Auf der anderen Seite lässt Du Dich aber meines Erachtens zu sehr davon leiten, eine reißerische Reportage abzuliefern. Äußerungen wie die, dass man der Band Latzhosen verpasst habe, damit ihr schäbiges Äußeres nicht so auffalle (z. B. Henry wegen angeblicher Ölflecken oder Bob und Alan wegen verschmutzter Kleidung) sind einfach an den Haaren herbeigezogen und reduzieren die Band auf eine Ansammlung dreckiger Raufbolde.
Das hat die Band nicht verdient!
Sicher, sie sind oft in ihren Alltagsklamotten aufgetreten, so wie viele andere Bands auch, das kann man in unzähligen alten Clips sehen, aber, wie sagte Bob: „My mother grew up a clean son.“
Der „Bär“ und die „blinde Eule“ brachten Musiker dazu, wieder ihren eigenen Stil zu spielen, z.

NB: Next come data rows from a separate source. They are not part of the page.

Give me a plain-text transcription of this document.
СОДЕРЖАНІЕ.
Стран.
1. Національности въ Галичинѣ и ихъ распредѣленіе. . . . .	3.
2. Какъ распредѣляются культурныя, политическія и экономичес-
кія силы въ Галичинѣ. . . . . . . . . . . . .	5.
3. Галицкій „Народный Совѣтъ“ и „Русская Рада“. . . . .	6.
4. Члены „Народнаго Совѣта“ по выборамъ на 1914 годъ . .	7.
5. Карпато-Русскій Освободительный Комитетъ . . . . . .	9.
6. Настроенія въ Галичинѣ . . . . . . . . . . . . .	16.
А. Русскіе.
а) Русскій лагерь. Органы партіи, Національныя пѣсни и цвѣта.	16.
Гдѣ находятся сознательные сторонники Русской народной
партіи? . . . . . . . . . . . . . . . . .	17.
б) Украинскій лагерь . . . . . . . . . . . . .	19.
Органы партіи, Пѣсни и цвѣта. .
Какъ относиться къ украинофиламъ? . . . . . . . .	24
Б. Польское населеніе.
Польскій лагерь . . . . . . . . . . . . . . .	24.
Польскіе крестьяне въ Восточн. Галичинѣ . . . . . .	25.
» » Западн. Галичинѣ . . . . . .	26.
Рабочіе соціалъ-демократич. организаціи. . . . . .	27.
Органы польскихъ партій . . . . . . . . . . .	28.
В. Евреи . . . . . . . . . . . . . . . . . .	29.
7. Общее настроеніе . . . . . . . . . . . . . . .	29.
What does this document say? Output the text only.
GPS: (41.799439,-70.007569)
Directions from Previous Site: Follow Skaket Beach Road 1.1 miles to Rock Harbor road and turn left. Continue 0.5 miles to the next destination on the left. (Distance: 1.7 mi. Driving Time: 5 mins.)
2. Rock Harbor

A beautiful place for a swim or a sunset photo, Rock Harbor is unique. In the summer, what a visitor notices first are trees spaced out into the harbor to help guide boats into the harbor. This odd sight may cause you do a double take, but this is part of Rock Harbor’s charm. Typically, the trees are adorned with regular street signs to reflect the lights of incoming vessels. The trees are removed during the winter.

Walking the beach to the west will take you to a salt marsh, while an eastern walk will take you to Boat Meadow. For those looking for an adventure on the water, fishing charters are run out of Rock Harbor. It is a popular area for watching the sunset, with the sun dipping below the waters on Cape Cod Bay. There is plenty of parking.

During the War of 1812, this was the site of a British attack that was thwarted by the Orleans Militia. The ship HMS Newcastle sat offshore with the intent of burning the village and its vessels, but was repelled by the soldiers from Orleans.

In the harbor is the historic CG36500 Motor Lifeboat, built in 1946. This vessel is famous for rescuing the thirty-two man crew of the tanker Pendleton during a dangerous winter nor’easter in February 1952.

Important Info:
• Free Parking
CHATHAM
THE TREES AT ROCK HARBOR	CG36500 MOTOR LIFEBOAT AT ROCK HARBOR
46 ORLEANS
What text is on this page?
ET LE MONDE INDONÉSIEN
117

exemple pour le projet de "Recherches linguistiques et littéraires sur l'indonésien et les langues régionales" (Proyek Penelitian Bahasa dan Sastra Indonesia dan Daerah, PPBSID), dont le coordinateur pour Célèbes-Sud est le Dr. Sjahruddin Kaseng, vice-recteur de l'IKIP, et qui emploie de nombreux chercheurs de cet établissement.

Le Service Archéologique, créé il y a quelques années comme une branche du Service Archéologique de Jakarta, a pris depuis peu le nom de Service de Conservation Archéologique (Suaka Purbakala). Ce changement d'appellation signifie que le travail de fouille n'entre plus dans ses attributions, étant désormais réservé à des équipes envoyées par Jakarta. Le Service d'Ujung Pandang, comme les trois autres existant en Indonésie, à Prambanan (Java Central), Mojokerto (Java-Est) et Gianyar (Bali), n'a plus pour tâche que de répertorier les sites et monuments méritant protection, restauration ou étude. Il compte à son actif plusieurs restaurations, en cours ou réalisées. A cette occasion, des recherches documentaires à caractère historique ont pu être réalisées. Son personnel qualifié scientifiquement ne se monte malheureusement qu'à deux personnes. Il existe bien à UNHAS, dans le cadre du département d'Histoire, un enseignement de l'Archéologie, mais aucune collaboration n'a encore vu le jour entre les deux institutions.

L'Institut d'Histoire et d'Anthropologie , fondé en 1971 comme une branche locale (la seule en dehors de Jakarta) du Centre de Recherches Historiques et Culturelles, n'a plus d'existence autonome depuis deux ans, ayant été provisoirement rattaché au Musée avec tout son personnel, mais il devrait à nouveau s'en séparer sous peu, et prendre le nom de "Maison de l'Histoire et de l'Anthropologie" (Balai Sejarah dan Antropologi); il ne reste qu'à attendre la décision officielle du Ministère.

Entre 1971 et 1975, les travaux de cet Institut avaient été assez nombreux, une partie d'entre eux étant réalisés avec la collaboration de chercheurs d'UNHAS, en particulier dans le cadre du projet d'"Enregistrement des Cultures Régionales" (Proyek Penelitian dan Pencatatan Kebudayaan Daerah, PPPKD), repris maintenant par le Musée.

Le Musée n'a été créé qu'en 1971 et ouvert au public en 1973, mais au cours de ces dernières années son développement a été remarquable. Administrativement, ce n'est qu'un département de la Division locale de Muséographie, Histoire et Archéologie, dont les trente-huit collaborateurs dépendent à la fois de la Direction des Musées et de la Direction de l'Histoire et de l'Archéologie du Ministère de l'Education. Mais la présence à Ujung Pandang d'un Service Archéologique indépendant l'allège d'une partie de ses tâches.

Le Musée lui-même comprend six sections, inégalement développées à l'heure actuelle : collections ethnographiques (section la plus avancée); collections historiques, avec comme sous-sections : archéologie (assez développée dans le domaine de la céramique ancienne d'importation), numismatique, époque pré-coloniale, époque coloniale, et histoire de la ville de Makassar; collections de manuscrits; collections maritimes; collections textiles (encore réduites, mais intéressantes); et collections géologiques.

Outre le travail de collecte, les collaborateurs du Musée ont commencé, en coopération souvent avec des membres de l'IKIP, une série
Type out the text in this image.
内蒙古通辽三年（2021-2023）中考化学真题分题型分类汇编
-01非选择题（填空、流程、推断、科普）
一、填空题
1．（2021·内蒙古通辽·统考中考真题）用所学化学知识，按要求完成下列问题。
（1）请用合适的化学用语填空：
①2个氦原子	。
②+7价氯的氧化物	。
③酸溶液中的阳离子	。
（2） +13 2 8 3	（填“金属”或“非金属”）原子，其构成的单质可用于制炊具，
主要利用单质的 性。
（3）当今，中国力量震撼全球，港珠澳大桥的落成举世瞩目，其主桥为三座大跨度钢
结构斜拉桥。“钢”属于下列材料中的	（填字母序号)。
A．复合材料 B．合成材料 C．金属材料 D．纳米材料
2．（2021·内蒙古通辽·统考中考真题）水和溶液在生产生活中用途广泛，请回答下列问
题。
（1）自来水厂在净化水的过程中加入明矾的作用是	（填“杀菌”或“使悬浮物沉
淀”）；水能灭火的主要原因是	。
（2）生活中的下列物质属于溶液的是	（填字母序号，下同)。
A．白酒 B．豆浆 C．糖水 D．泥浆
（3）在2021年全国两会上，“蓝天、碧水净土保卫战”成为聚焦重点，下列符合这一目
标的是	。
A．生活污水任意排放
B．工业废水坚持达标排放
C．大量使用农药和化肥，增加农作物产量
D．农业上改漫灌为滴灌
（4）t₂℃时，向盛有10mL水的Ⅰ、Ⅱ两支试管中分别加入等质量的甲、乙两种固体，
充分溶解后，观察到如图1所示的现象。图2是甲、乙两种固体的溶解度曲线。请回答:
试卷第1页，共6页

B. Son House ,respektierten Rechte an Veröffentlichungen, bevor sie ein Cover herausbrachten, und vieles mehr.
Bitte achte bei Deinen Beschreibungen mehr auf Fakten als auf vielleicht gern gelesene Überschriften, die nur Leser sammeln sollen.
Vielen Dank für Dein Verständnis.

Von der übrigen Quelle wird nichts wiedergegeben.